In our study, eleven genera (Streptococcus, Neisseria, Scardovia, Porphyromonas, Fusobacteria, Lautropia, Veillonella, Capnocytophaga, Rithia, Leptotrichia and Prevotella) of microbes were found and Streptococcus spp. and Neisseria spp. represented over 80% of samples. Likewise, a similar distribution has been shown in previous surveys [3, 31, 55]. Veillonella, Capnocytophaga, Neisseria, Rithia, Leptotrichia and Prevotella were detected in both irradiated groups, which matched the results of previous studies [3, 31]. Other genera, such as Granulicatella and Gemella, were detected by Hu et al. partly because they had planted in oral cavity before RT began. Porphyromonas and Fusobacteria were observed in both groups partly because they had been shown to be healthy oral genera in previous studies [56]. Scardovia has been shown to be significantly increased in cavitated dentin lesions of children [57]. It is reasonable to expect factors such as age, diet and life-style to affect oral microbial community structures [58]. In spite of differences between individuals, there were no statistical differences in the distribution of taxa in both the RCF and RC groups. Alternatively, a similar composition of major species may explain the same diversity index found in RCF and RC subjects, due in part to the same destruction of salivary function brought on by radiotherapy [2, 59]. However, contrary to our hypothesis, our data showed a weak correlation between major microbial species with the absence of radiation caries.

In this study, we also adapted traditional method to culture LB and MS from stimulated saliva. Interestingly, the number of MS we found is consistent with previously published figures, while the number of LB is not in agreement [28, 60]. The log CFU counts of LB were lower than the previously reported 4 or 5. However, as discussed above, most of the previous reports focused on irradiated patients within the first 6 months after ordinary RT [27, 28] or within the first year after ordinary RT[14]. From the sixth month after RT, LB partly returns to its baseline composition [12]. In this study, we used both traditional microbial culture as well as molecular biology techniques to minimize the bias in each assay. However, the limitation of DGGE should not be ignored and levels of certain microbes in the samples may be below the detection limit of PCR (102 cells) [61]or DGGE (103 cells) [62]. The visible bands are considered to be from species that represent more than 1% of the sample microbiota [63]. Our data showed that the number of LB was below 103. This may explain why LB was not detected when microbial diversity was investigated with DGGE. In agreement with previous reports, LB was absent in studies employing the Human Oral Microbe Identification Microarray (HOMIM) [52, 64]. As the same quantity of LB and MS were detected in both the RCF and RC groups, we observed a weak correlation with the absence of radiation caries, and the role of LB and MS in the process of developing radiation caries may have been overestimated.

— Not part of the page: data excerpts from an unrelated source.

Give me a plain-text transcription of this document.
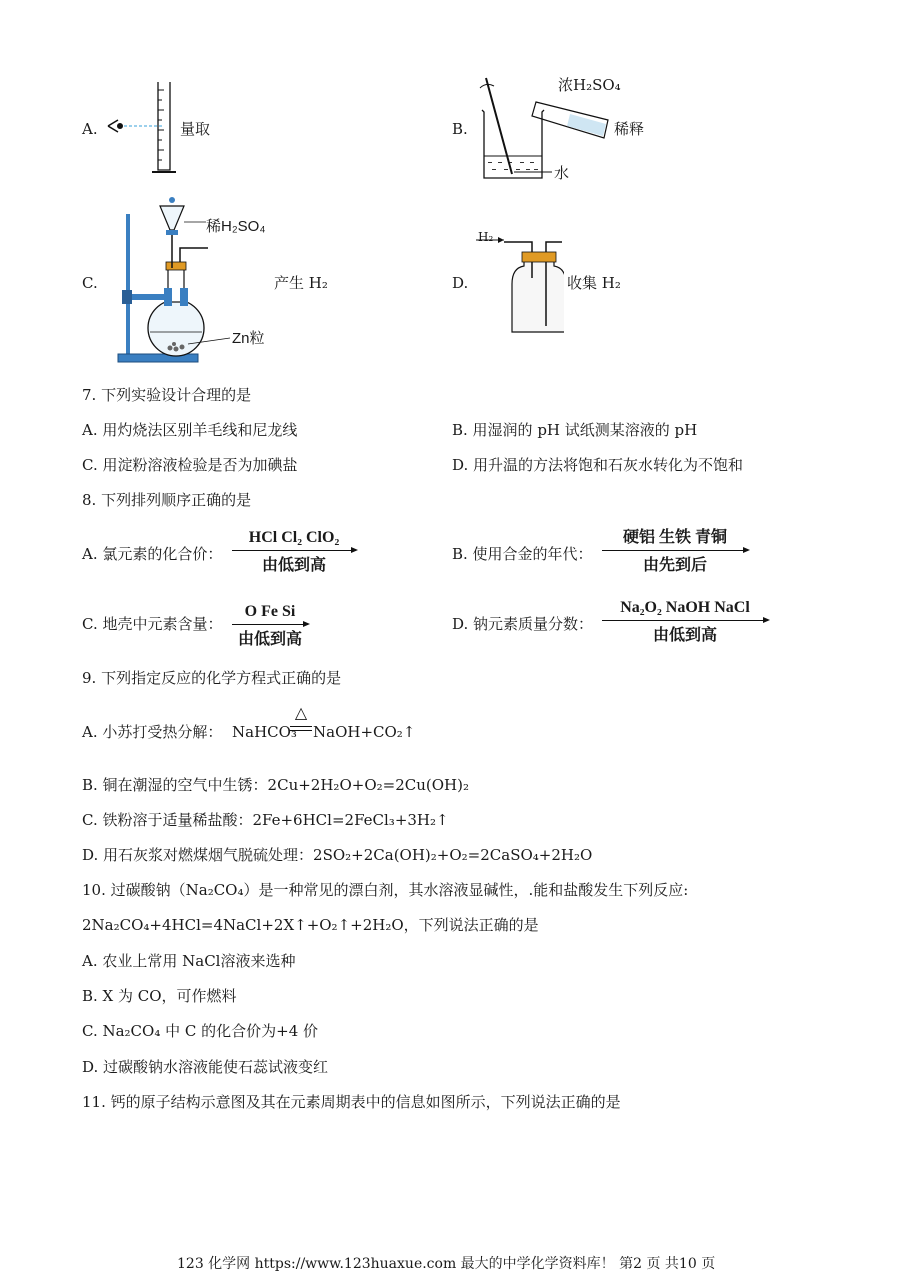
A.	量取	B.
浓H₂SO₄
稀释
水
C.
稀H₂SO₄
Zn粒
产生 H₂	D.
H₂
收集 H₂
7. 下列实验设计合理的是
A. 用灼烧法区别羊毛线和尼龙线	B. 用湿润的 pH 试纸测某溶液的 pH
C. 用淀粉溶液检验是否为加碘盐	D. 用升温的方法将饱和石灰水转化为不饱和
8. 下列排列顺序正确的是
A. 氯元素的化合价：
HCl Cl₂ ClO₂
由低到高
B. 使用合金的年代：
硬铝 生铁 青铜
由先到后
C. 地壳中元素含量：
O Fe Si
由低到高
D. 钠元素质量分数：
Na₂O₂ NaOH NaCl
由低到高
9. 下列指定反应的化学方程式正确的是
A. 小苏打受热分解： NaHCO₃
△
NaOH+CO₂↑
B. 铜在潮湿的空气中生锈：2Cu+2H₂O+O₂=2Cu(OH)₂
C. 铁粉溶于适量稀盐酸：2Fe+6HCl=2FeCl₃+3H₂↑
D. 用石灰浆对燃煤烟气脱硫处理：2SO₂+2Ca(OH)₂+O₂=2CaSO₄+2H₂O
10. 过碳酸钠（Na₂CO₄）是一种常见的漂白剂，其水溶液显碱性，.能和盐酸发生下列反应:
2Na₂CO₄+4HCl=4NaCl+2X↑+O₂↑+2H₂O，下列说法正确的是
A. 农业上常用 NaCl溶液来选种
B. X 为 CO，可作燃料
C. Na₂CO₄ 中 C 的化合价为+4 价
D. 过碳酸钠水溶液能使石蕊试液变红
11. 钙的原子结构示意图及其在元素周期表中的信息如图所示，下列说法正确的是
123 化学网 https://www.123huaxue.com 最大的中学化学资料库！ 第2 页 共10 页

In our study, we found lower levels of plaque index (PL) in RCF group participants than RC group participants (p = 0.038). Since PL is a direct assessment of the oral hygiene level, a significant difference in PL indicates that the RCF group has better oral hygiene than the RC group. However, the cross-section nature of this project did not allow for any causative statements. Therefore, the question of whether bad oral hygiene was a causative factor in foregoes radiation caries development or whether it is a result of radiation caries could not be addressed.

Conclusion

In conclusion, in this study we find no clear correlation between the characteristics of patient salivary microbiota and radiation caries one year after IMRT. Our results suggest that salivary function in irradiated patients does not recovered fully after 12–36 months, but the pH value and buffering capacity of saliva return to normal after one year or more following IMRT. However, population-based longitudinal studies are required to reveal the factors for the absence of radiation caries.